John Muir

John Muir

Conservationists will today celebrate the birth-date of the mountaineer and founder of the national park movement.

The Big Picnic will launch a season of events to commemorate the birth of John Muir, the Scottish-born defender of wilderness areas who was instrumental in the establishment of America’s national parks. Muir, who was born on 21 April 1838, emigrated to the USA at the age of 11.

The John Muir Odyssey starts today at the Dunbar home of the John Muir Birthplace Trust. Other events in the programme include the Great Scots Walking Festival, following in the footsteps of not just Muir, but Sir Walter Scott and Robert Louis Stephenson.

Muir settled in California where he worked a series of odd jobs while pursuing his real passion: studying the natural wonders of the Yosemite Valley.

He went on to find fame as a botanist, geologist, mountaineer, ecologist and writer.
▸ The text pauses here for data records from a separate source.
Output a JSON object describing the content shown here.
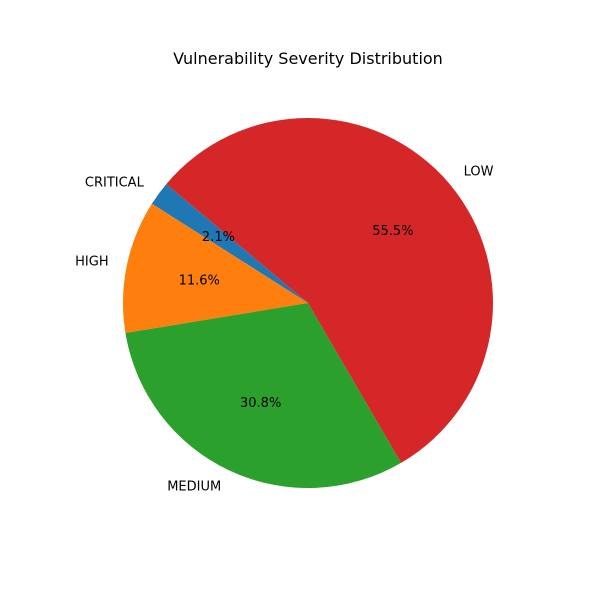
{
  "chart_data": {
    "type": "pie",
    "title": "Vulnerability Severity Distribution",
    "start_angle_deg": 140,
    "direction": "counterclockwise",
    "slices": [
      {
        "label": "CRITICAL",
        "value": 2.1,
        "pct_label": "2.1%",
        "color": "#1f77b4"
      },
      {
        "label": "HIGH",
        "value": 11.6,
        "pct_label": "11.6%",
        "color": "#ff7f0e"
      },
      {
        "label": "MEDIUM",
        "value": 30.8,
        "pct_label": "30.8%",
        "color": "#2ca02c"
      },
      {
        "label": "LOW",
        "value": 55.5,
        "pct_label": "55.5%",
        "color": "#d62728"
      }
    ]
  }
}
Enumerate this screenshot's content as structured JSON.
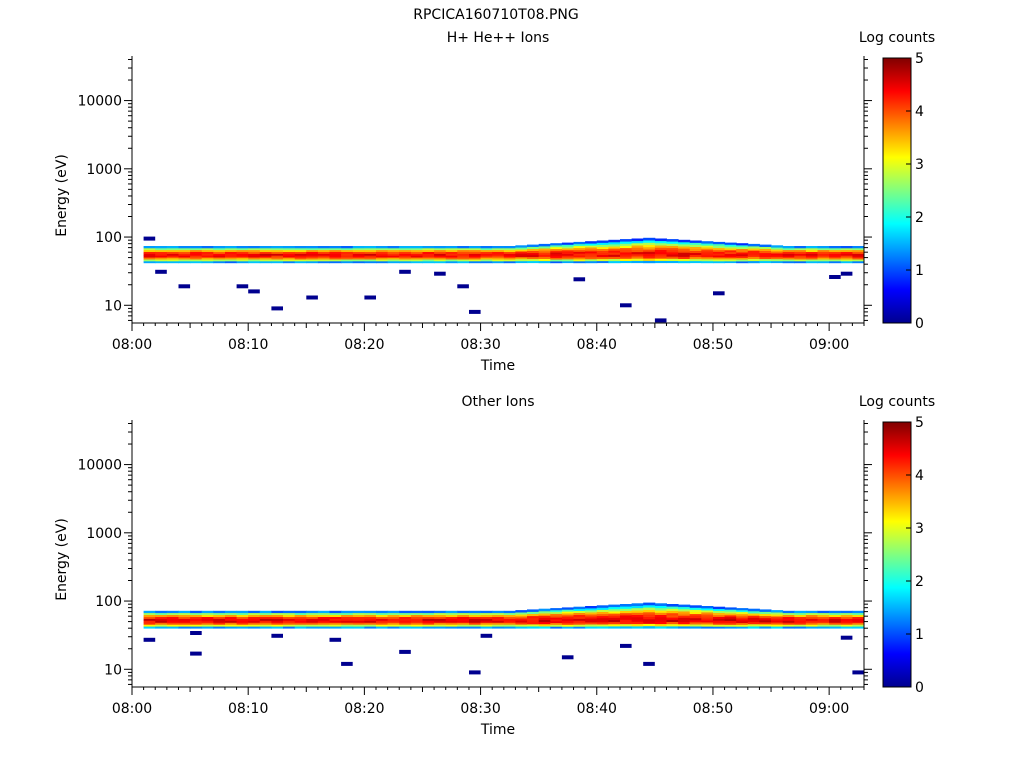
{
  "figure_title": "RPCICA160710T08.PNG",
  "colors": {
    "background": "#ffffff",
    "axis": "#000000",
    "colormap": [
      "#00008f",
      "#0000ff",
      "#0080ff",
      "#00ffff",
      "#80ff80",
      "#ffff00",
      "#ff8000",
      "#ff0000",
      "#800000"
    ]
  },
  "chart_data": [
    {
      "type": "heatmap",
      "title": "H+ He++ Ions",
      "xlabel": "Time",
      "ylabel": "Energy (eV)",
      "y_scale": "log",
      "ylim": [
        5.5,
        45000
      ],
      "xlim": [
        "08:00",
        "09:03"
      ],
      "x_ticks": [
        "08:00",
        "08:10",
        "08:20",
        "08:30",
        "08:40",
        "08:50",
        "09:00"
      ],
      "y_ticks": [
        "10",
        "100",
        "1000",
        "10000"
      ],
      "colorbar": {
        "label": "Log counts",
        "range": [
          0,
          5
        ],
        "ticks": [
          "0",
          "1",
          "2",
          "3",
          "4",
          "5"
        ]
      },
      "core_band_energy_eV": [
        42,
        74
      ],
      "peak_energy_eV": 55,
      "peak_log_counts": 4.4,
      "sparse_counts": [
        {
          "time": "08:01",
          "energy_eV": 95
        },
        {
          "time": "08:02",
          "energy_eV": 31
        },
        {
          "time": "08:04",
          "energy_eV": 19
        },
        {
          "time": "08:09",
          "energy_eV": 19
        },
        {
          "time": "08:10",
          "energy_eV": 16
        },
        {
          "time": "08:12",
          "energy_eV": 9
        },
        {
          "time": "08:15",
          "energy_eV": 13
        },
        {
          "time": "08:20",
          "energy_eV": 13
        },
        {
          "time": "08:23",
          "energy_eV": 31
        },
        {
          "time": "08:26",
          "energy_eV": 29
        },
        {
          "time": "08:28",
          "energy_eV": 19
        },
        {
          "time": "08:29",
          "energy_eV": 8
        },
        {
          "time": "08:38",
          "energy_eV": 24
        },
        {
          "time": "08:42",
          "energy_eV": 10
        },
        {
          "time": "08:45",
          "energy_eV": 6
        },
        {
          "time": "08:50",
          "energy_eV": 15
        },
        {
          "time": "09:00",
          "energy_eV": 26
        },
        {
          "time": "09:01",
          "energy_eV": 29
        }
      ]
    },
    {
      "type": "heatmap",
      "title": "Other Ions",
      "xlabel": "Time",
      "ylabel": "Energy (eV)",
      "y_scale": "log",
      "ylim": [
        5.5,
        45000
      ],
      "xlim": [
        "08:00",
        "09:03"
      ],
      "x_ticks": [
        "08:00",
        "08:10",
        "08:20",
        "08:30",
        "08:40",
        "08:50",
        "09:00"
      ],
      "y_ticks": [
        "10",
        "100",
        "1000",
        "10000"
      ],
      "colorbar": {
        "label": "Log counts",
        "range": [
          0,
          5
        ],
        "ticks": [
          "0",
          "1",
          "2",
          "3",
          "4",
          "5"
        ]
      },
      "core_band_energy_eV": [
        40,
        72
      ],
      "peak_energy_eV": 52,
      "peak_log_counts": 4.5,
      "sparse_counts": [
        {
          "time": "08:01",
          "energy_eV": 27
        },
        {
          "time": "08:05",
          "energy_eV": 34
        },
        {
          "time": "08:05",
          "energy_eV": 17
        },
        {
          "time": "08:12",
          "energy_eV": 31
        },
        {
          "time": "08:17",
          "energy_eV": 27
        },
        {
          "time": "08:18",
          "energy_eV": 12
        },
        {
          "time": "08:23",
          "energy_eV": 18
        },
        {
          "time": "08:29",
          "energy_eV": 9
        },
        {
          "time": "08:30",
          "energy_eV": 31
        },
        {
          "time": "08:37",
          "energy_eV": 15
        },
        {
          "time": "08:42",
          "energy_eV": 22
        },
        {
          "time": "08:44",
          "energy_eV": 12
        },
        {
          "time": "09:01",
          "energy_eV": 29
        },
        {
          "time": "09:02",
          "energy_eV": 9
        }
      ]
    }
  ]
}
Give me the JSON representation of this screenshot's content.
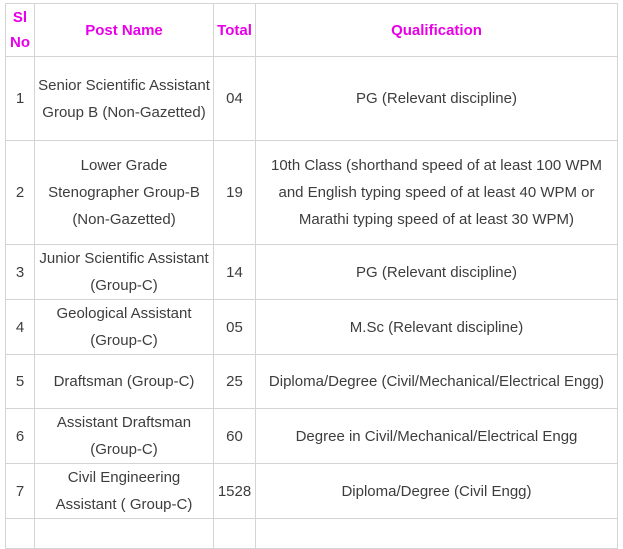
{
  "table": {
    "headers": {
      "sl_no": "Sl No",
      "post_name": "Post Name",
      "total": "Total",
      "qualification": "Qualification"
    },
    "style": {
      "header_text_color": "#E800E8",
      "body_text_color": "#3D3D3D",
      "border_color": "#D4D4D4"
    },
    "rows": [
      {
        "sl_no": "1",
        "post_name": "Senior Scientific Assistant Group B (Non-Gazetted)",
        "total": "04",
        "qualification": "PG (Relevant discipline)"
      },
      {
        "sl_no": "2",
        "post_name": "Lower Grade Stenographer Group-B (Non-Gazetted)",
        "total": "19",
        "qualification": "10th Class (shorthand speed of at least 100 WPM and English typing speed of at least 40 WPM or Marathi typing speed of at least 30 WPM)"
      },
      {
        "sl_no": "3",
        "post_name": "Junior Scientific Assistant (Group-C)",
        "total": "14",
        "qualification": "PG (Relevant discipline)"
      },
      {
        "sl_no": "4",
        "post_name": "Geological Assistant (Group-C)",
        "total": "05",
        "qualification": "M.Sc (Relevant discipline)"
      },
      {
        "sl_no": "5",
        "post_name": "Draftsman (Group-C)",
        "total": "25",
        "qualification": "Diploma/Degree (Civil/Mechanical/Electrical Engg)"
      },
      {
        "sl_no": "6",
        "post_name": "Assistant Draftsman (Group-C)",
        "total": "60",
        "qualification": "Degree in Civil/Mechanical/Electrical Engg"
      },
      {
        "sl_no": "7",
        "post_name": "Civil Engineering Assistant ( Group-C)",
        "total": "1528",
        "qualification": "Diploma/Degree (Civil Engg)"
      }
    ]
  }
}
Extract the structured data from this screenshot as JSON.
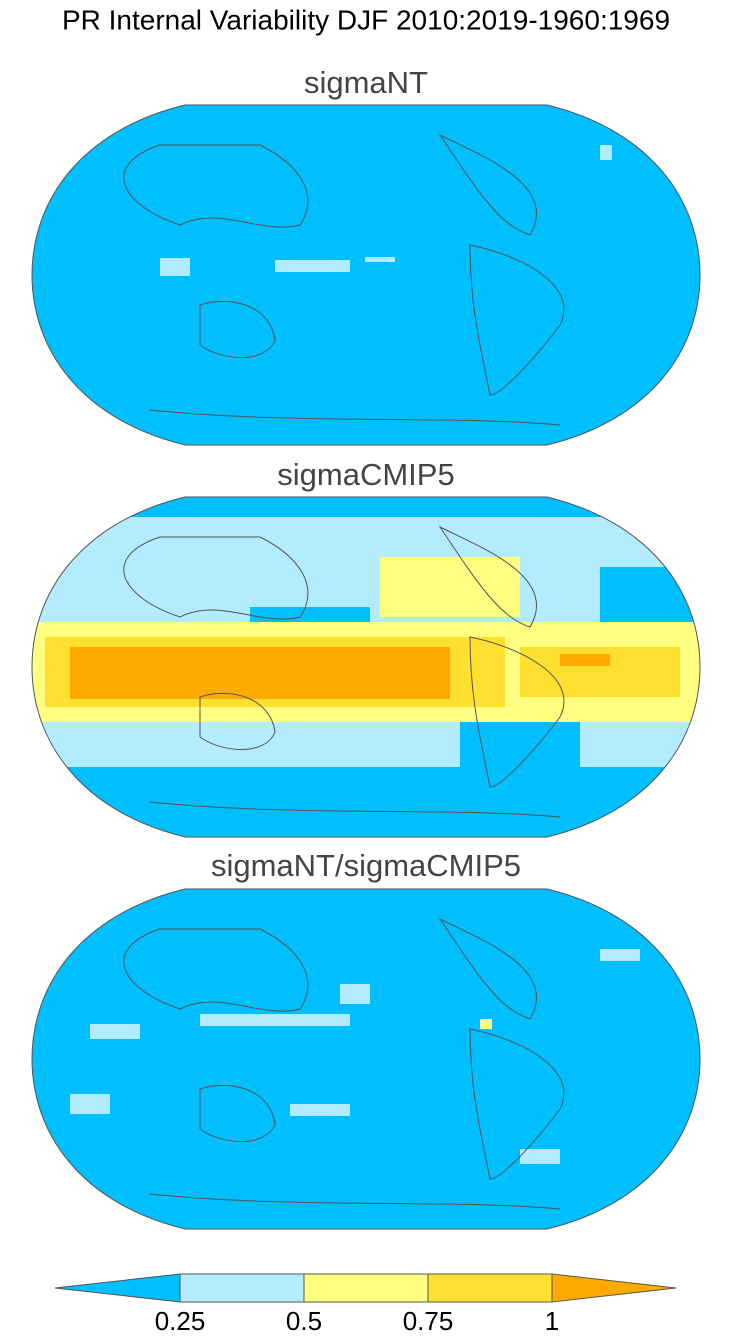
{
  "title": "PR Internal Variability DJF 2010:2019-1960:1969",
  "panels": [
    {
      "title": "sigmaNT"
    },
    {
      "title": "sigmaCMIP5"
    },
    {
      "title": "sigmaNT/sigmaCMIP5"
    }
  ],
  "colorbar": {
    "ticks": [
      0.25,
      0.5,
      0.75,
      1
    ],
    "colors": [
      "#00bfff",
      "#b4ecff",
      "#ffff80",
      "#ffe030",
      "#ffaa00"
    ]
  }
}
During his explorations of the High Sierra and Alaska, Muir’s awareness of the threats to wild places grew and he successfully campaigned for the establishment of national parks to safeguard vast tracts of wild lands such as Yosemite Valley in California.

He founded the Sierra Club and is widely regarded as a pioneer of the modern conservation movement.

Stuart Brooks, chief executive of the John Muir Trust, said: “John Muir’s lifelong work to share his love of the natural world has never been more relevant to us today.

“His appreciation of the beauty and significance of wild places remains fundamental to the protection of our fragile and ever more beleaguered world.”

Muir believed wildernesses were as essential to man’s wellbeing as food and water. He said: “Everyone needs beauty as well as bread, places to play in and pray in, where Nature may heal and cheer and give strength to body and soul alike.”

He was also a firm believer in what has become the fundamental of modern ecological thinking, that human activities have consequences beyond the immediate and obvious. “When we try to pick out anything by itself,” he said, “We find that it is bound fast by a thousand invisible cords that cannot be broken to everything in the universe.”

The JMT was formed in 1983 to campaign against threats to wild land and for wild places to be valued by society. The trust says it supports the Government’s ambitious to reduce carbon emission through energy efficiency measures and a mix of renewable technologies that includes wind power but that this can be done without allowing the development of poorly sited onshore wind developments in Scotland’s most environmentally sensitive areas.

The JMT owns much of Ben Nevis, Schiehallion, the Red Cuillin in Skye, Quinag and Sandwood Bay.

Details of some of the events can be found on the John Muir Birthplace Trust website.